Sowa: all is good
So great to hear from the group in Tanzania. Mrs Shifrin sent the note and pictures below. Enjoy.
Sowa: all is good
Jambo! Habari ya subhi? Poa. Hello! How are you? We are good. We returned from safari in the Serengeti last evening. All the big 5—the black rhino, including a baby, lions, leopards, elephant and cape buffalo—were spotted. Journeys of giraffes, prides of lions, herds of gazelles, zebras, and flocks of birds were in abundance. Because of global climate change, the Serengeti animals are migrating differently. Although the lack of rain , which is being called a drought by Tanzanians, was good for safari, it is not good for the Serengeti ecosystem or the many farmers who depend of the rain for crops to feed families.
Our safari guides and Tumaini hosts help us to understand water in an entirely new way.

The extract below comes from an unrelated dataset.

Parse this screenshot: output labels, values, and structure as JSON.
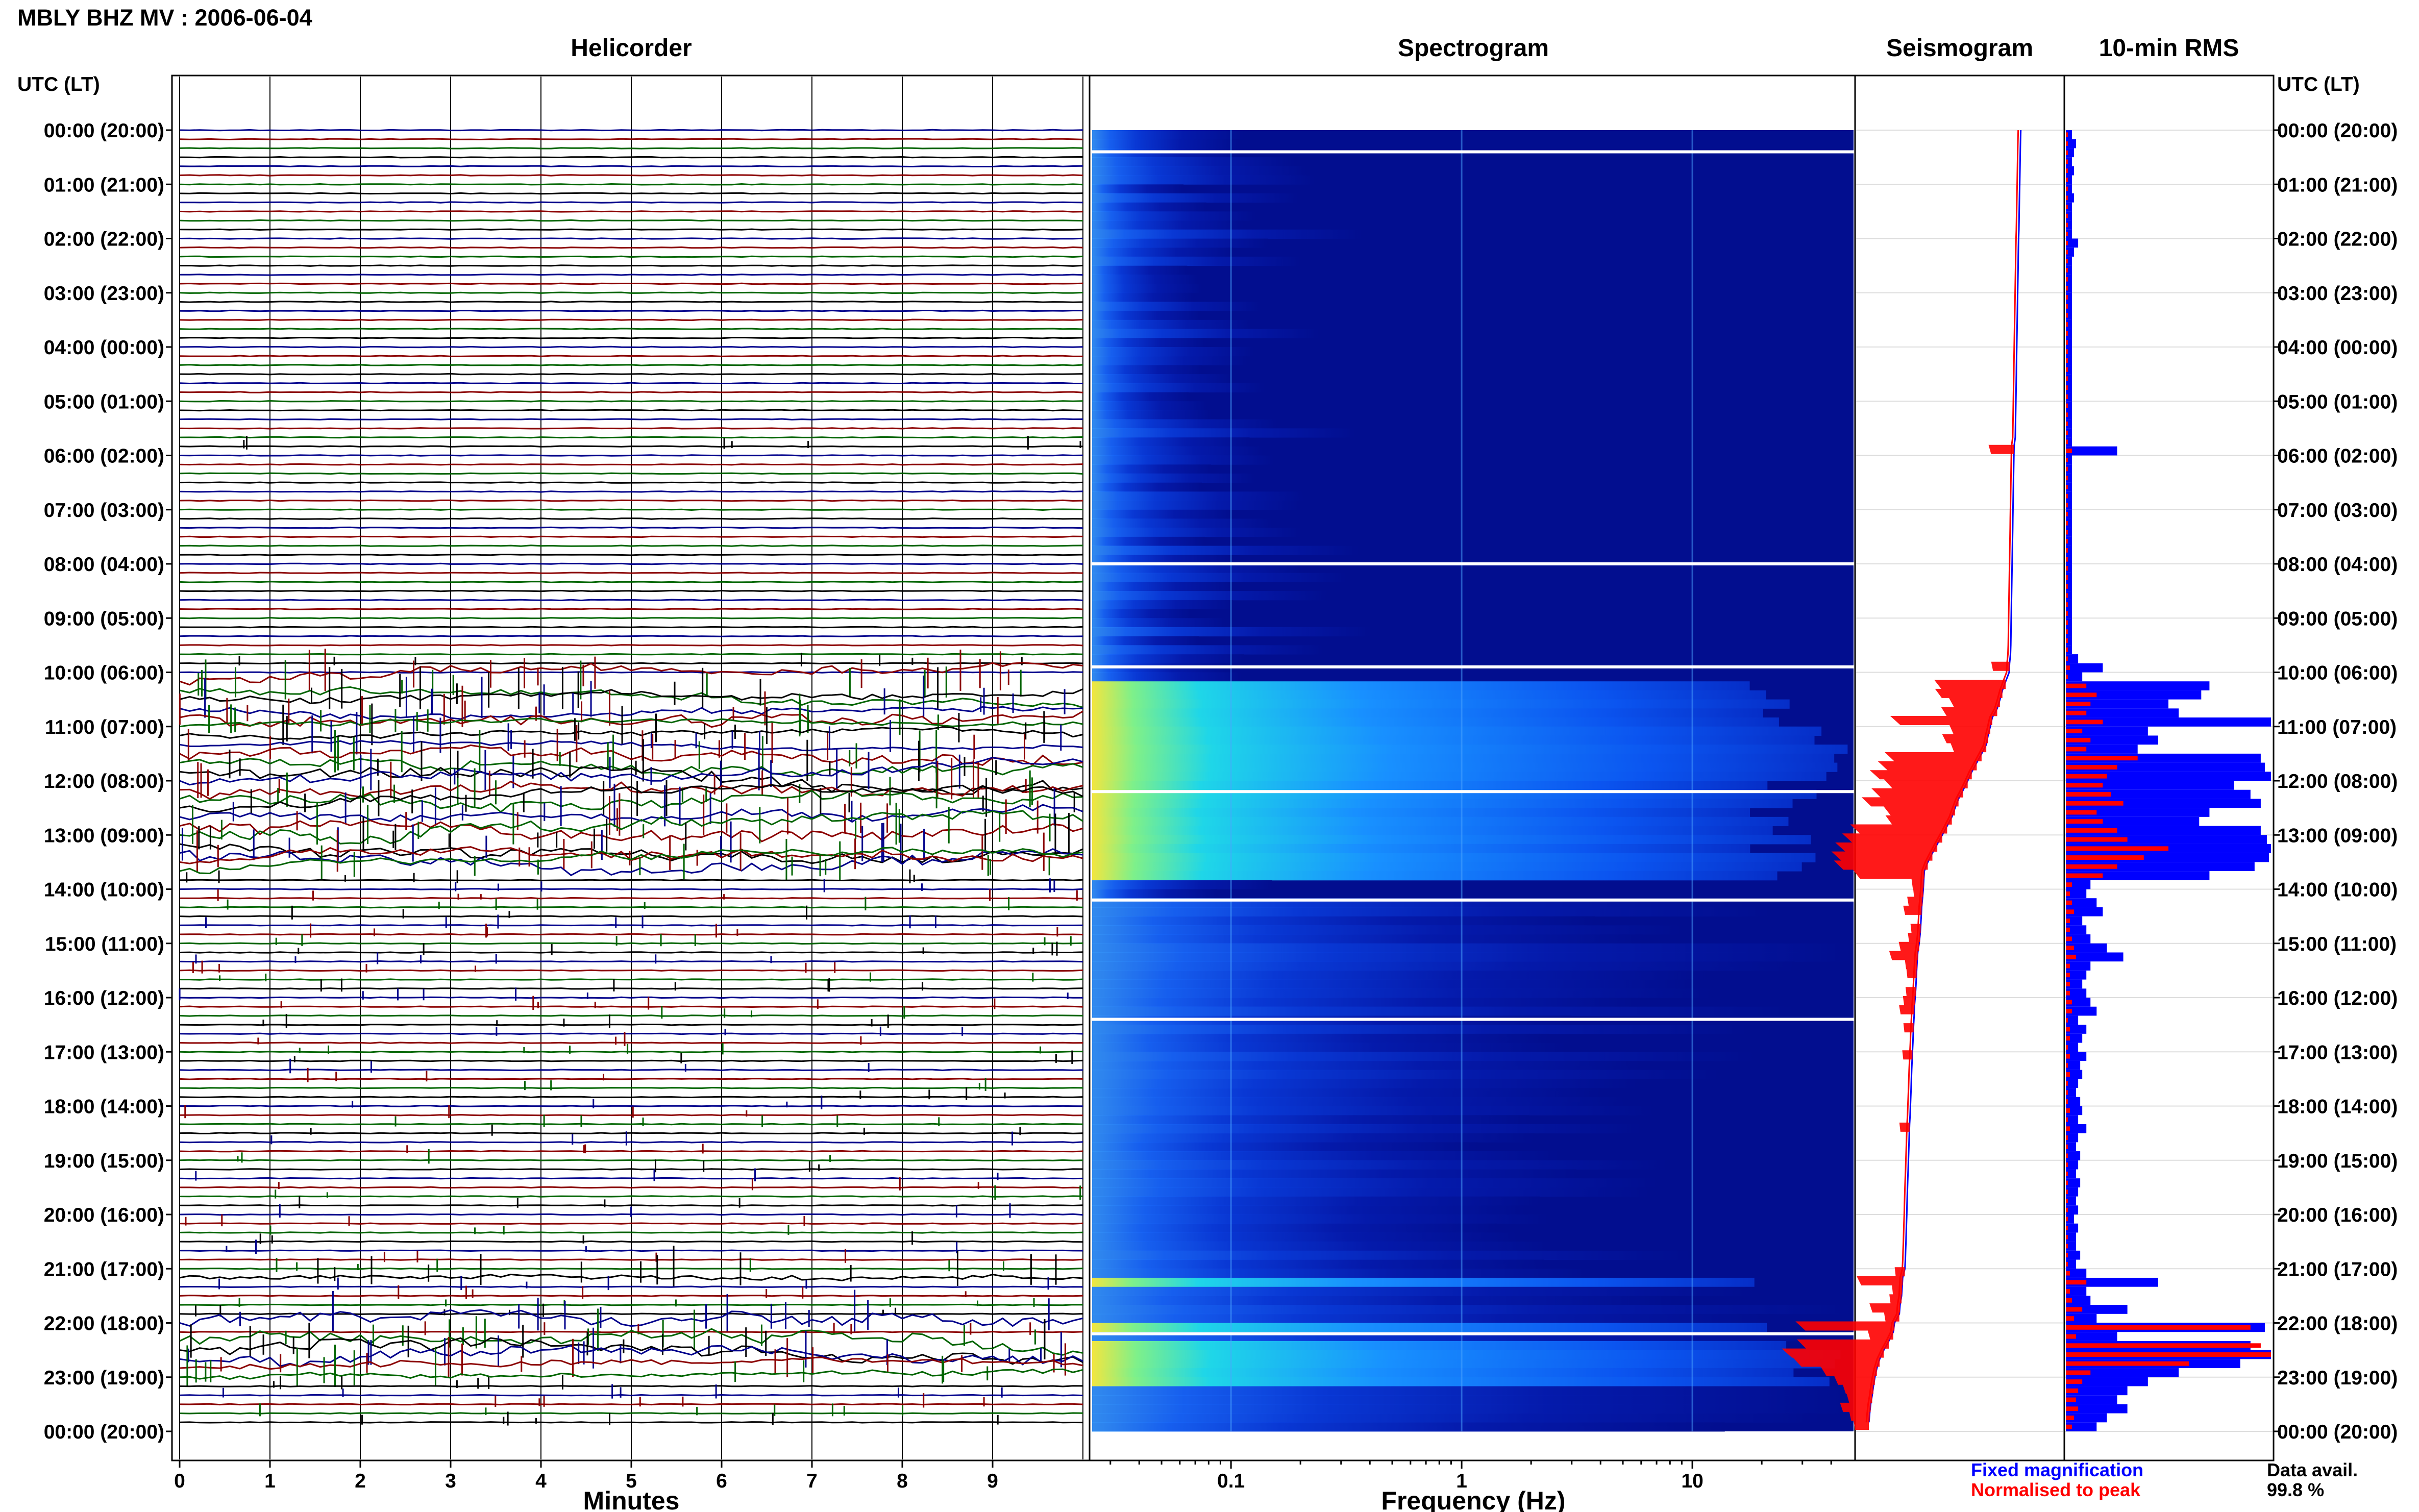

As soon as we ask questions, stories come forth, hopes become clear, anxieties are shared, and ideas are bounced back and forth. The challenge for both the Gould and the TJS students is to just start asking. Cultural exchanges challenge us to ask about what is unfamiliar—to push ourselves to find a question when the picture is not quite clear. Peter Southam taught a field note 101 class while on safari before we traveled to the hippo pool. The structure of field notes helped the students to organize what was in front of them and then start forming questions, and evening designing an experiment.
Today we will work at the school. The students will help to facilitate an empathy mapping activity to better understand the hopes for the secondary school which opens in January 2016.
All students are safe, learning a good deal, and learning how to meet the world with curiosity.